JOE: In the early, early days of the Constitution Center, like my first month there, we had this thing called Constitution Day. We had about $200 to spend. And I called Nick to ask if he could help us with some entertainment. This is when Ed Rendell was chair of the Constitution Center board. And Nick said, sure, I’ll send something over. So we had this patriotic ceremony at the Bourse, with Rendell and veterans and older people who might give money to the Constitution Center.
NICK: Were they really that conservative? Oh Jesus.
JOE: So Nick sends over a performing-arts group that was kind of, uh, countercultural. And Rendell, who doesn’t have a great sense of hearing, is squinting, trying to understand the words, which, as I listen closely, involve things like piercings and body parts …
NICK: It was a queer musical that was the hit of the festival that year. The song was called —
JOE: I wasn’t even going to say what the song was called.
NICK: Do you remember? “In My Body.” Now, the tune itself was very catchy!
JOE: I’m offering this as an example of how Nick sensitively helps a friend in need with exactly what’s required at the moment. John Philip Sousa would have been perfect.
NICK: Rendell was like, pull the fucking plug.
PM: How much do you see each other these days?
JOE: We text. We don’t call so much. We go on regular outdoorsy trips.
NICK: With the kids and family, it’s impossible.
JOE: We both are very family-oriented. Nick and his family were staying with us last year. And I was cooking, and Luca [Nick’s son] was fascinated.

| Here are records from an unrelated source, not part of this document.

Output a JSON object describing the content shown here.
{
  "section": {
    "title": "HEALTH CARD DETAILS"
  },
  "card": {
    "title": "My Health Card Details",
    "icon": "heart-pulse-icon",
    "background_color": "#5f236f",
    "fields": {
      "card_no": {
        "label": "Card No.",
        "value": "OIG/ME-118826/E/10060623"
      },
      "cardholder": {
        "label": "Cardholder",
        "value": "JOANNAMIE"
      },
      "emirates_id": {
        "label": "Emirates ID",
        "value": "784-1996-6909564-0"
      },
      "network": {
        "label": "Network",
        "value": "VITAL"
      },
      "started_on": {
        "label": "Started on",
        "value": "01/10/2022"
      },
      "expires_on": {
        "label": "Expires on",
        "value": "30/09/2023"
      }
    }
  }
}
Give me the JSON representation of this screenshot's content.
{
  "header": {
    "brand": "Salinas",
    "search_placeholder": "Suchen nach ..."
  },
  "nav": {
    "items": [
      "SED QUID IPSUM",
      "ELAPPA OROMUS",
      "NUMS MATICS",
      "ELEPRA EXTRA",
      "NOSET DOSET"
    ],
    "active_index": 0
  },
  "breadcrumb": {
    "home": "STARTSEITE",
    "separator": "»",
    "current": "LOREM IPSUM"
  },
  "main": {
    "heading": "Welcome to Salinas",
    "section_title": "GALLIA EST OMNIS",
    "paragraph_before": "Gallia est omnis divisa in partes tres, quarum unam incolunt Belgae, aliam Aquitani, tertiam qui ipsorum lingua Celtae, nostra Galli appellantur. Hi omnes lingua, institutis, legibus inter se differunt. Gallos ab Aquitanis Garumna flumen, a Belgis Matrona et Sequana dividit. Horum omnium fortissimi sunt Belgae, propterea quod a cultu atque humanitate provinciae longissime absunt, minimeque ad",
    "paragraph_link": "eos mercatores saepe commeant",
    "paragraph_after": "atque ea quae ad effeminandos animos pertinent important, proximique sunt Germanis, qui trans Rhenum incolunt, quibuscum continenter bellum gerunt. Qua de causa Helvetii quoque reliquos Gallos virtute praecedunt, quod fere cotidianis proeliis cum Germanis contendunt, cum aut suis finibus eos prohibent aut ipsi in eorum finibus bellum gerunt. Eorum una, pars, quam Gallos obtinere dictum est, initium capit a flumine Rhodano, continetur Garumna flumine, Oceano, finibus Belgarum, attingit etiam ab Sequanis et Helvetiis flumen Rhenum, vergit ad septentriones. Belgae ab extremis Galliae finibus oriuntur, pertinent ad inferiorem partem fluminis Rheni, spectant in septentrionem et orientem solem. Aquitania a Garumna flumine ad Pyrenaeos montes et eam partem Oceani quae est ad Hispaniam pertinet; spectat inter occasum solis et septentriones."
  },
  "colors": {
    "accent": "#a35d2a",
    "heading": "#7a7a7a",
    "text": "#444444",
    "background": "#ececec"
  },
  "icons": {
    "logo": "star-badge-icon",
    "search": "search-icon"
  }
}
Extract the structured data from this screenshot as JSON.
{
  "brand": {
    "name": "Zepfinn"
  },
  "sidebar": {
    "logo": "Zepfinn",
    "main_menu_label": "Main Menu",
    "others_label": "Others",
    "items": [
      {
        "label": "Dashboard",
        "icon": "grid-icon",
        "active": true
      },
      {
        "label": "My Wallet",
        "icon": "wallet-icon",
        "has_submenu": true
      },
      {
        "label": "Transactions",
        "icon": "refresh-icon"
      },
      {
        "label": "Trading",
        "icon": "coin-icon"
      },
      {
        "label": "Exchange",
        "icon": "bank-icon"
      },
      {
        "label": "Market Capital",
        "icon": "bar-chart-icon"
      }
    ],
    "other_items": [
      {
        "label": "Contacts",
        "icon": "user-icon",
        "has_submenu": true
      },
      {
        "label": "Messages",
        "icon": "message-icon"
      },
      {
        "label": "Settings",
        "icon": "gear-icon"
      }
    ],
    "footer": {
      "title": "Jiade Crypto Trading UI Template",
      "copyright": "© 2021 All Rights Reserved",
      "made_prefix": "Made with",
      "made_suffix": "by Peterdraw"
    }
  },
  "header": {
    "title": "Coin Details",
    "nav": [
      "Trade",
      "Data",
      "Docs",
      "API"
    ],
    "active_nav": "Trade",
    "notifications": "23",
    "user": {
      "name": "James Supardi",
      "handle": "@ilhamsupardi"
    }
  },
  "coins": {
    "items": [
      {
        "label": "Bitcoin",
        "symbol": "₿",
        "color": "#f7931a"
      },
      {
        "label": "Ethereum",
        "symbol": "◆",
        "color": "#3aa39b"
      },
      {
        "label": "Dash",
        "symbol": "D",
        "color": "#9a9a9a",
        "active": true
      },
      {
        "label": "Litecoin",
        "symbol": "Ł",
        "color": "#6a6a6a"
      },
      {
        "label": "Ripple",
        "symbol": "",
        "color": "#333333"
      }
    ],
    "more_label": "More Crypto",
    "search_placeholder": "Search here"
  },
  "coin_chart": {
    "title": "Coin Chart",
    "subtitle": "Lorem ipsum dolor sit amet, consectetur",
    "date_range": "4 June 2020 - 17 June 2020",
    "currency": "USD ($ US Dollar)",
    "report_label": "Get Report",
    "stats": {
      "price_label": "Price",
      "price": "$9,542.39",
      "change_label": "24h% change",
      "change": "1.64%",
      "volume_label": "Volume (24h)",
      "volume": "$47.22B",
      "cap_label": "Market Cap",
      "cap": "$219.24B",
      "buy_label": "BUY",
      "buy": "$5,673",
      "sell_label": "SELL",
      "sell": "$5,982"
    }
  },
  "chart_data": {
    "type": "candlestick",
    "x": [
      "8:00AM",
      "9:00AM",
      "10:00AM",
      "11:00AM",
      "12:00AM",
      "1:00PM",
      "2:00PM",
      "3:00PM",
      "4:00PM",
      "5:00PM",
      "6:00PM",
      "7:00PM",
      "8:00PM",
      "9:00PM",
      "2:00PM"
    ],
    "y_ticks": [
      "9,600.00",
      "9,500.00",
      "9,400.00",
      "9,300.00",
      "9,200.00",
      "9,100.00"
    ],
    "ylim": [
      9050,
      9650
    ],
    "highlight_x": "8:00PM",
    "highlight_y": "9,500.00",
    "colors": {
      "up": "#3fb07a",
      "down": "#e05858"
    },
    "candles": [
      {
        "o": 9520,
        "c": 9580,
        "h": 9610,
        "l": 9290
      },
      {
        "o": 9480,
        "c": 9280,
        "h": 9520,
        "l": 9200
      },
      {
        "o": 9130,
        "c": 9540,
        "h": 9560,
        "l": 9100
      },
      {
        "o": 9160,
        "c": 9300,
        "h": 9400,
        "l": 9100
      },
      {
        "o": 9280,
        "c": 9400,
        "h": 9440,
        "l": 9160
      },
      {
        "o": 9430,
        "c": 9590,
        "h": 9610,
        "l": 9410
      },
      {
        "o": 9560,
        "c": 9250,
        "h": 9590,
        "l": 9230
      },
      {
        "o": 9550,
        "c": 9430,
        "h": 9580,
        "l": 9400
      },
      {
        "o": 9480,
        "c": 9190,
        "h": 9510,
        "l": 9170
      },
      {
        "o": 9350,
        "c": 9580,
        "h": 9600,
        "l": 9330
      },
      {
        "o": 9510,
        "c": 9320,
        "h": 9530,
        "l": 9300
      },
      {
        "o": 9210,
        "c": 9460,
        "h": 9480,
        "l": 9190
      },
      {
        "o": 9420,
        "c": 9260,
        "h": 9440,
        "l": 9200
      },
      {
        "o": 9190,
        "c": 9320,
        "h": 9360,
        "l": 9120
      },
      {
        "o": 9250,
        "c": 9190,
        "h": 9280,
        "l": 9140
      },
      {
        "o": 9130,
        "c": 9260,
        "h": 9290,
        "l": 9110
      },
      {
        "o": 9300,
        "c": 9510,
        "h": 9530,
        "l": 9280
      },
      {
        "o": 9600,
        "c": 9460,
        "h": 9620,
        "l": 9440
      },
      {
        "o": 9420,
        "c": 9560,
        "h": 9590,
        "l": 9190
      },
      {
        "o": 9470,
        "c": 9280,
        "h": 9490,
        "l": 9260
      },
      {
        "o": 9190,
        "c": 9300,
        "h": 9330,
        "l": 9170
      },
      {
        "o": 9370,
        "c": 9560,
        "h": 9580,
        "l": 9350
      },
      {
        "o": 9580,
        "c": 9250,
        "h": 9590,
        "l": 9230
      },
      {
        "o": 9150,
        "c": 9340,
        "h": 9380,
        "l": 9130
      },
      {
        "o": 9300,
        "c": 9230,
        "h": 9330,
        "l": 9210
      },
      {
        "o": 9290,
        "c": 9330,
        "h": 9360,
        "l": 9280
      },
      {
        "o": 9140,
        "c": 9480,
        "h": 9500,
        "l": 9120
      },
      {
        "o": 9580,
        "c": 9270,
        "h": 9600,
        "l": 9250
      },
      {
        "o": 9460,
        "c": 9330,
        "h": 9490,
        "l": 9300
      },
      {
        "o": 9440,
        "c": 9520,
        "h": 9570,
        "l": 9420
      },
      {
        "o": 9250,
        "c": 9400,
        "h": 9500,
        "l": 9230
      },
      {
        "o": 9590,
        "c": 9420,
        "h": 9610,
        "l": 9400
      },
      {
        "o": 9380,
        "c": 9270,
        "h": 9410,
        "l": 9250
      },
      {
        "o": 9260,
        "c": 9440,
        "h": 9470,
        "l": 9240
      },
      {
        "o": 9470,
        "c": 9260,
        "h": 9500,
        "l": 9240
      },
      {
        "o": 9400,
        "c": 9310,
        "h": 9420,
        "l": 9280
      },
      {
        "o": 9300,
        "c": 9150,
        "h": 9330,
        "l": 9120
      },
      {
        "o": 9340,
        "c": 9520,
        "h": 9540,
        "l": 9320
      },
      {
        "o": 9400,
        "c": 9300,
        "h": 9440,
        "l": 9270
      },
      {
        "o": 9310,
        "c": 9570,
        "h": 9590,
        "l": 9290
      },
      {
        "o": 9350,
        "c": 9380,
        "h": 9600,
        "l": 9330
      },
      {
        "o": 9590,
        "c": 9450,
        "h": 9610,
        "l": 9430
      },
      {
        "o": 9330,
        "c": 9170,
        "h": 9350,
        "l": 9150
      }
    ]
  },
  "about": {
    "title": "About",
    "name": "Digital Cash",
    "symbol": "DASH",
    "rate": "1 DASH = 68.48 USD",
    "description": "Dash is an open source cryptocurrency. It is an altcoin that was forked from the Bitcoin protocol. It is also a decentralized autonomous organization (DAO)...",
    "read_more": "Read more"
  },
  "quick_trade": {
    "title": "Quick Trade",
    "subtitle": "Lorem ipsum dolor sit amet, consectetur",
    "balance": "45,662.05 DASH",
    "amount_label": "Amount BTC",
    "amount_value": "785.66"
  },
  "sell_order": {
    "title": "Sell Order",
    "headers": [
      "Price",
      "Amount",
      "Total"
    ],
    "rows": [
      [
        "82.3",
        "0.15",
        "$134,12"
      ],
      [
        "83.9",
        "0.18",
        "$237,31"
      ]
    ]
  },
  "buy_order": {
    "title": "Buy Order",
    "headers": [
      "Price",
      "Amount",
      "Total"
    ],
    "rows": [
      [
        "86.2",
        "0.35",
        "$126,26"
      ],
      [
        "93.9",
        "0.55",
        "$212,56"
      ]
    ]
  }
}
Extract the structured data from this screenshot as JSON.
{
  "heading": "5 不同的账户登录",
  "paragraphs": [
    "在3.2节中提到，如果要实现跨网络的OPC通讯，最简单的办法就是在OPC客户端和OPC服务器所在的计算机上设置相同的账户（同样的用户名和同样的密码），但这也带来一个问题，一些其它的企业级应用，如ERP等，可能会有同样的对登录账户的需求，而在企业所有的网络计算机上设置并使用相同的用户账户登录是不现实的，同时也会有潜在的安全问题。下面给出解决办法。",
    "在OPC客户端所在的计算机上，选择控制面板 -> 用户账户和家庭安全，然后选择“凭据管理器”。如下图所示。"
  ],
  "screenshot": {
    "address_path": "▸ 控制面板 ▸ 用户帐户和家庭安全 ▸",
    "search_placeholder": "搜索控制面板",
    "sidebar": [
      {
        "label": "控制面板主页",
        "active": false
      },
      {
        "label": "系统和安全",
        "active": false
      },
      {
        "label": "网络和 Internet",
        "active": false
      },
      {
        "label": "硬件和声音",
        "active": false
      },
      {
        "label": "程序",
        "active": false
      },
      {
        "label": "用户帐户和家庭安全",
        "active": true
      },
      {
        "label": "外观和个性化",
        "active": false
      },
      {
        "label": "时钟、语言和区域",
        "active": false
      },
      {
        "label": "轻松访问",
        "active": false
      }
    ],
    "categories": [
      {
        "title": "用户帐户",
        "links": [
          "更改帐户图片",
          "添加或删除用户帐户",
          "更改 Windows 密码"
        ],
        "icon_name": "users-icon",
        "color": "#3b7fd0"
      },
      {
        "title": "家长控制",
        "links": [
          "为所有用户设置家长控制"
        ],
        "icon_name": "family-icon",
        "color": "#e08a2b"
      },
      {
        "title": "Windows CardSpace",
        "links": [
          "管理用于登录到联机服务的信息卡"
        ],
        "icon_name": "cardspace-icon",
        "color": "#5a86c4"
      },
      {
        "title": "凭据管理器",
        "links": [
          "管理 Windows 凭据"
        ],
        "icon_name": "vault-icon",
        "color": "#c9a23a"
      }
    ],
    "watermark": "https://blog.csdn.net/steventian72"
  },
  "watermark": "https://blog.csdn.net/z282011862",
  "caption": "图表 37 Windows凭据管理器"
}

NICK: We made a big family dinner, and Luca, who loves to cook and eat, and Joe made dinner together. It was awesome.
PM: C.S. Lewis said, “Friendship has no survival value. Rather, it is one of those things that give value to survival.” Agree?
NICK: As I get older, and as our kids get older and more independent, I do imagine our friendship getting more —
JOE: Getting more unencumbered by some of the middle-age things. I can see a time when there’s more time for puttering and friendship in a different way.
NICK: The times we do get together, I think I’m enjoying more. Friendship is becoming more acute. I feel that need for it, I would say.
JOE: I feel like I’m not especially good at friendship. I have a huge circle of people I’m acquainted with. And I have a family and kids. But friendship adds value to life.
NICK: We don’t have to worry about each other. We don’t have to worry about maintaining the friendship. We just are. We’re old friends.